Because that is what comes out of Maxwell’s equations. What is outside of the sphere is not causally connected to any part of the particle worldline after the change in motion, only parts before the change. The field will therefore be the same as if the particle motion did not change because the change simply does not have enough time to propagate.

Why does the field outside R=ct assume an "apparent position" of the charge?
It doesn’t. It depends on where the particle was and how it was moving on the past lightcone of the event.

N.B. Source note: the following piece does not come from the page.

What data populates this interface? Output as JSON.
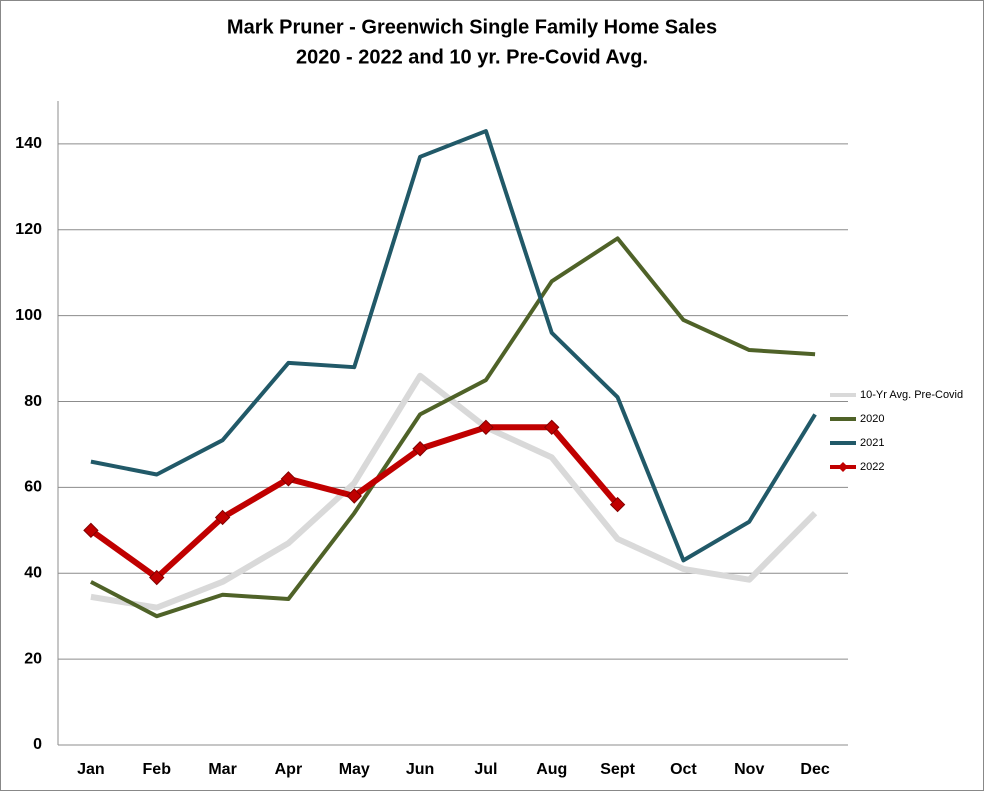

Why does it think the charge is at x = v*t and that it remains in its state of motion?
It doesn’t. See above.

In my opinion, it would make more sense if the field (outside R=ct) acted as though the particle is in a state of motion (with uniform velocity v) at x=0, ie.
Physics is not required to adhere to what you think would make sense. The theory of electromagnetism is based on Maxwell’s equations - a relativistic field theory. It behaves this way and has been very well tested experimentally.

This just doesn't seem right to me - I'm not sure what to make of it.
See above. Physics depends on experimental evidence, not on what you think seems right.
 
  • #3
vish22
34
1
See above. Physics depends on experimental evidence, not on what you think seems right.

Yes, yes absolutely.

For now I shall consider it as being experimentally proven and carry on my readings, thank you!